Today I was reading in the Financial Times a piece about the Lenovo acquisition of IBM's PC business. The piece was timely as I'm just in the middle of writing a section of the book on the organizational culture implications of acquisitions. Additionally I am a ThinkPad user and my current one (bought in 2007) has logos of both IBM and Lenovo so I have a certain amount of interest in the well being of the organization – particularly in terms of its customer support services.
The FT article didn't say much about the cultural implications of the acquisition, but I imagined that they would have been significant at the time and are probably still a 'work in progress'. This thought led me to a bit of investigation and I came across a useful, in-depth, article from Asia Times Online written at the time of the merger (announced 8 December 2004, completed 1 May 2005) which
raises the tricky human resource issues. Lenovo is a Chinese company, where a mandatory break for exercise at noon is part of the corporate culture. Expat Americans working with IBM have tended to describe the acquisition among themselves as a "Niagara Falls of tears". The cultural differences apart, this staff would have to draw Chinese salaries in the new company as Lenovo imposes "local hire" conditions on them in place of the dollar salaries they were drawing till now. This staff also cannot apply for IBM jobs since they are banned from doing so under the terms of the sell-off agreement.

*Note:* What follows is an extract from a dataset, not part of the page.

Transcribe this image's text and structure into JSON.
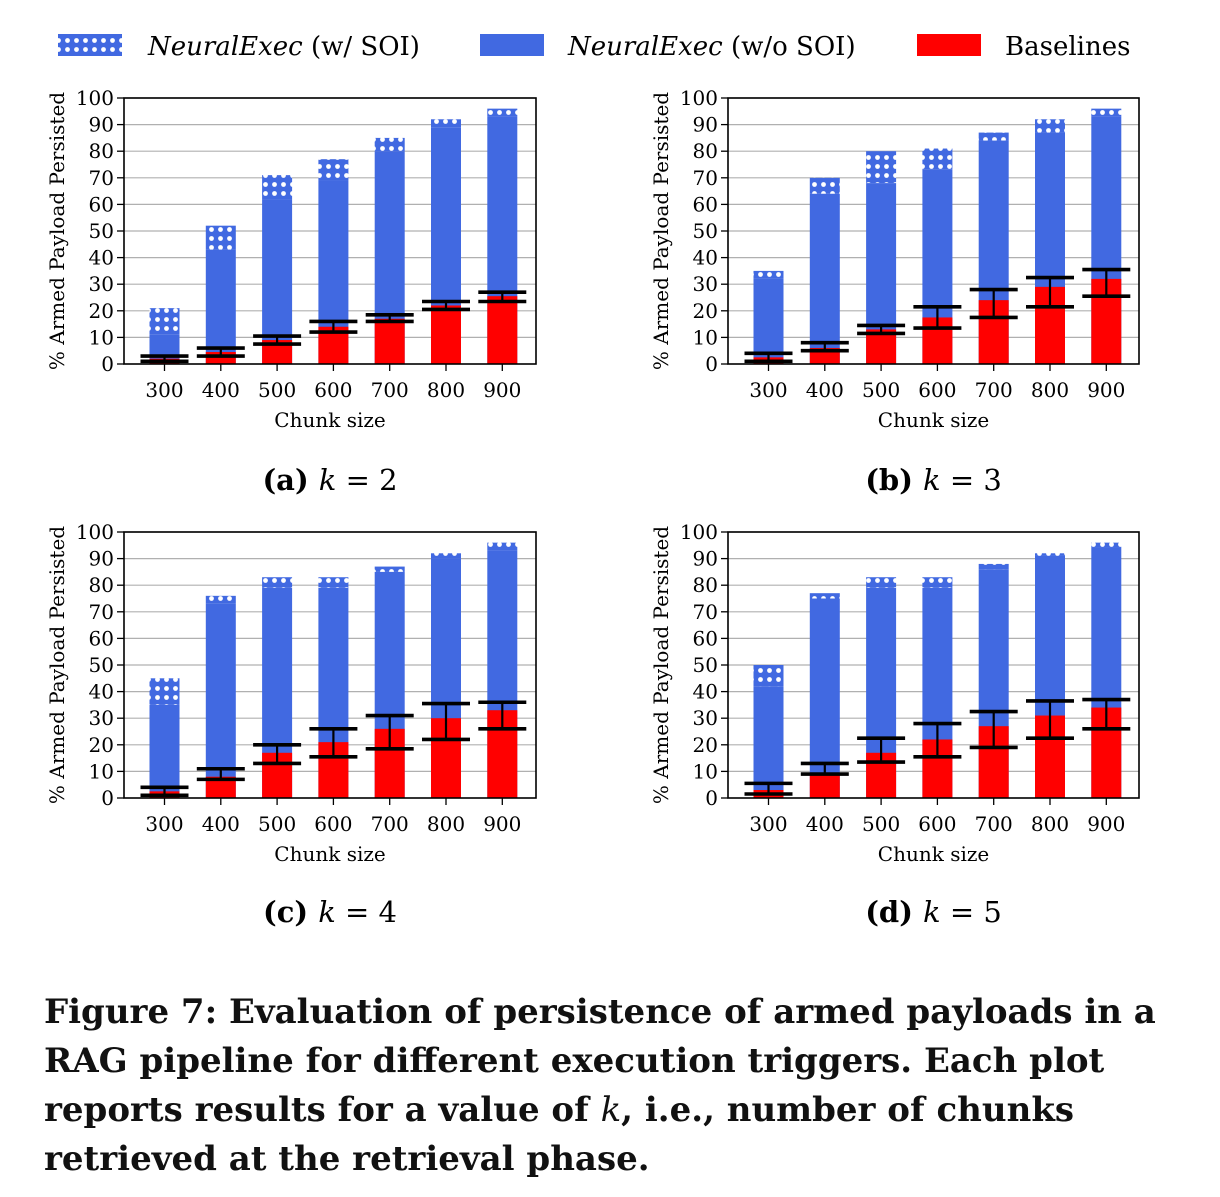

Getting deeper into the digging I found an excellent presentation given to the EIASM Workshop on International Strategy and Cross-Cultural Management, Helsinki, September 24-26 2009, called How, Where and Why Culture Matters in Mergers and Acquisitions: A Research Synthesis and Agenda for Future Research and presented by Günter K. Stahl, WU Vienna and INSEAD. It mentioned the Lenovo acquisition of IBM calling it "A marriage across 12 time zones" with some snippets of information apparently drawn from an INSEAD case study of that name that I'd love to get.
Two points stood out for me on reading the presentation:
• Cultural differences (in acquisitions) present a "double-edged sword" – they may be positively or negatively associated with M&A performance, depending on contingencies such as the degree of relatedness and integration design.
• Issues (around mergers and acquisitions) that deserve more research attention include:
– the temporal dynamics of the sociocultural integration process;
– the role of context in shaping the performance effects of cultural differences;
– how differences in culture facilitate or undermine the transfer of capabilities, resource sharing and learning.
The final page of the presentation promoted Stahl's book Mergers and Acquisitions: Managing Culture and Human Resources. Günter K. Stahl and Mark E. Mendenhall – wish is now added to my Amazon wish list (currently standing at 231 items!)